Marcel Proust
[Writer, b. 1871, Auteuil, Paris, d. 1922, Paris.]

 Pleasure in this respect is like photography. What we take, in the presence of the beloved object, is merely a negative, which we develop later, when we are back at home, and have once again found at our disposal that inner darkroom the entrance to which is barred to us so long as we are with other people. 

Robert Doisneau
[Photographer, b. 1912, Gentilly, Val-de-Marne, France, d. 1994, Montrouge, France.]

 I think of Paris as a kind of crazy-paving footpath, the sort that lets you cross a lawn by stepping from one paving stone to the next without ever touching the grass. 

Edward Weston
[Photographer, b. 1886, Highland Park, Illinois, d. 1958, Wildcat Hill, California.]

 The hour is late, the light is failing... there stands my camera focused, trained like a gun, commanding the shells not to move a hair’s breath. And death to anyone who jars out of place what I know shall be a very important negative. (On making the photograph Chambered Nautilus, 1927) 

Julio Cortázar
[Writer, b. 1914, Brussels, Belgium, d. 1984, Paris, France.]

 ...to be only the lens of my camera, something fixed, rigid, incapable of intervention. 

Ishiuchi Miyako
[Photographer, b. 1947, Gunma Prefecture, Japan, lives in Tokyo.]

 There’s always something about [my photographs] that’s cold. Maybe that’s because I never really wanted to become a photographer. 

Oliviero Toscani
[Photography, b. 1942, Milan, Italy, lives in Casale Marittimo, Tuscany, Italy.]

 Some people look at a picture for thirty seconds, some for years. It doesn’t really matter because a picture is like life. You take out of life as much as you are able to take out of life, just as you take out of a picture as much as you can take out of a picture. 

William Claxton
[Photographer, b. 1927, Pasadena, California, d. 2008, Los Angeles.]

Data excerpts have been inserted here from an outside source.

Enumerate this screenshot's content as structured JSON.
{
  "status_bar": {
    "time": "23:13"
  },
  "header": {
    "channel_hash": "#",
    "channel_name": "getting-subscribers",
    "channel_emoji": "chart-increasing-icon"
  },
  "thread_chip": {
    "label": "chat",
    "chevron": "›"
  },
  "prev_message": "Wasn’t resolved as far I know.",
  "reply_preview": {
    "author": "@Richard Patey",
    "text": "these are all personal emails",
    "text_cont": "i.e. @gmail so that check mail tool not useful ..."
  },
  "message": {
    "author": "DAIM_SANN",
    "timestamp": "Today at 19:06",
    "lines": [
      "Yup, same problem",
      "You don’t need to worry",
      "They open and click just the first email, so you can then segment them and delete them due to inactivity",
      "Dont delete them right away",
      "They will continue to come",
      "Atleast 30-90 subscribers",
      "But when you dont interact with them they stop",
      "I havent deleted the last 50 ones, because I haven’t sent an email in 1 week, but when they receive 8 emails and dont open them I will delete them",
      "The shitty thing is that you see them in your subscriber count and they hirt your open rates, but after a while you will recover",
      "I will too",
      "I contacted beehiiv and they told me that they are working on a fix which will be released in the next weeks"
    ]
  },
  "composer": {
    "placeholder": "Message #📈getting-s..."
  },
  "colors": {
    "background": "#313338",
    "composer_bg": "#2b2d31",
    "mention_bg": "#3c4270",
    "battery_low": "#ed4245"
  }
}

 The international language of jazz and photography need no special education or sophistication to be enjoyed. All that I ask is that you listen with your eyes. 

Roy Stryker
[Economist, photographer, and administrator, b. 1893, Great Bend, Kansas, d. 1975, Grand Junction, Colorado.]

 I think the best way to put it is that newspictures are the noun and the verb; our kind of photography is the adjective and adverb. The newspicture is a single frame; ours, a subject viewed in series. The newspicture is dramatic, all subject and action. Ours shows what’s back of the action.